Jason Benham | Reuters
Publication Date: 
Fri, 2011-06-10 00:35

Rasha Al-Duwaisi, one of those detained on Thursday, put the ages of the group at between 21 and 30 and said they had met in a district of Riyadh late in the afternoon to teach each other how to drive using three cars.
They were quickly taken to a police station and instructed to summon their male guardians (mahram) to collect them from custody.
“It’s not the first time we have done this,” Duwaisi told Reuters by telephone from the station.
“It’s my right to drive and my right to know how to drive. I suffer because I can’t drive because I have to rely on a driver that I share with four others.”
Many families in Saudi Arabia have at least one driver with an average salary of around 2,000 Saudi riyals ($533) per month. Those who cannot afford this assign a male member of family to drive its women, which often amounts to a time-consuming burden.
Traffic police could not immediately be reached for comment on Thursday’s arrests.
Two of the other detainees were Duwaisi’s sisters, she said, adding that she met the other three on Facebook and Twitter.
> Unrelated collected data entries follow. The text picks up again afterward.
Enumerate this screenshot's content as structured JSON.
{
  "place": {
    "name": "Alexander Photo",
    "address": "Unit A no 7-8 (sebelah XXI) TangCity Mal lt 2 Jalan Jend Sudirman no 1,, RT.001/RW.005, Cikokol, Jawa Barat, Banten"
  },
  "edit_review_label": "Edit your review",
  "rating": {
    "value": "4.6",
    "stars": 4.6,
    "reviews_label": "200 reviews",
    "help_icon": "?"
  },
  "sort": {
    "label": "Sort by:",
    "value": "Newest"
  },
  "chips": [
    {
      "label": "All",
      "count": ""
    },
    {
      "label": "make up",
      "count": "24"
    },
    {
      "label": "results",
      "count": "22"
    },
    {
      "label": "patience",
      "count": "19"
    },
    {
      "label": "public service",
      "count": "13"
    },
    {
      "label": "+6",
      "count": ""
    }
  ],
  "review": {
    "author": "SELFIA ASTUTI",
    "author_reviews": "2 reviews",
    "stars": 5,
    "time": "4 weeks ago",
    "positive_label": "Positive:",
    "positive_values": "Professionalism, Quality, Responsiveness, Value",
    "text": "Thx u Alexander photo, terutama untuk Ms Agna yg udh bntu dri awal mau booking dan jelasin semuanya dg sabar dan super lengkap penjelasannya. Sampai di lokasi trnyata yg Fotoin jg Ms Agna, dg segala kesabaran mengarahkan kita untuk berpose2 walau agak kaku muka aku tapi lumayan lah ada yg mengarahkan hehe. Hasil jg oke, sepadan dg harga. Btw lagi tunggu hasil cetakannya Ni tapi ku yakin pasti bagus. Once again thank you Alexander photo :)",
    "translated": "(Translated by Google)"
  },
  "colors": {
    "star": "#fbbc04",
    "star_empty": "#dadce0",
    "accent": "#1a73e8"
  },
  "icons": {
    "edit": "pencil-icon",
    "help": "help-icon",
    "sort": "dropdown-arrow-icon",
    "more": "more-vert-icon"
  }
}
Authorities last month arrested Manal Al-Sharif, who posted a YouTube video of herself driving in the Eastern Province and calling on other women to do the same.
Al-Sharif has been released but faces charges of “besmirching the kingdom’s reputation abroad and stirring up public opinion.”
Another woman, Shaima Osama, was also arrested for driving last month in Jeddah. She too was later released.
Thousands of Saudi men and women joined Facebook groups calling for Saudi driving rights to be extended to women.
Women in the country are also required to have written approval from a designated guardian — a father, husband, brother or son — to emigrate, work or travel abroad.
The campaign that Al-Sharif launched is aimed at teaching women to drive and encouraging them to take to the roads from June 17, using foreign-issued licenses.